Operating cash flows in the third quarter of 2012 was $2.6 million. Operating cash flows include the cash flows of both continuing and discontinued operations. Operating cash flows in the third quarter of 2012 were negatively impacted by three significant factors. A significant deterioration in the Company’s sales linearity, which resulted in higher recorded sales in the final month of the quarter versus the second quarter of 2012. This was driven largely by operational challenges in our Lexington, Massachusetts production facility, which have now been resolved.
In addition, we made approximately $2 million in cash payments during the quarter as part of the Company’s restructuring plans. And we experienced $900,000 of operating cash outflows related to the losses from the discontinued operations.
Turning to the fourth quarter of 2012, we expect revenues from our continuing operations to be in the range of $65 million to $67 million. This sequential decline in revenue is largely driven by double-digit declines in our encoder product line caused by the conclusion of an upgrade program for a customer in the data storage market.
To a lesser extent, we are also seeing a sequential decline in our industrial fields CO2 laser product line, primarily caused by the continued volatility in the China manufacturing market.

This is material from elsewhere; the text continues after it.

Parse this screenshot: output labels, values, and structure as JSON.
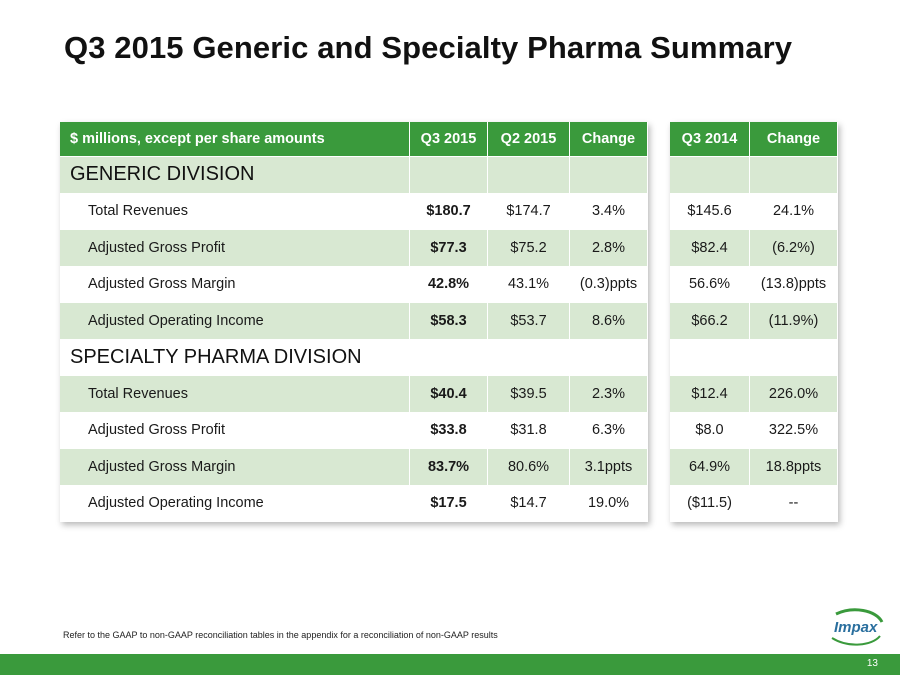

Turning to profit. We expect the fourth quarter of 2012 adjusted EBITDA to be in the range of $9 million to $10 million. Gross margins will be roughly flat sequentially. We expect that operating expenses will see a slight decrease from the third quarter of 2012, due to the benefit of the restructuring program, depreciation and amortization in line with our third quarter, a GAAP tax rate of approximately 15% on a continuing operations basis.
However, it should be noted that a final agreement with the Congressional Joint Committee on Taxation could cause our tax rate to be materially different than forecast. The state of the current discussions with the IRS make it difficult to forecast our GAAP rate for the fourth quarter. We also expect fully diluted shares outstanding to be approximately $34 million, and restructuring charges of approximately $1.5 million. Finally, we expect operating cash flow to return to normalized levels in the quarter.
This concludes our prepared remarks and now I’d like to open up the call for questions.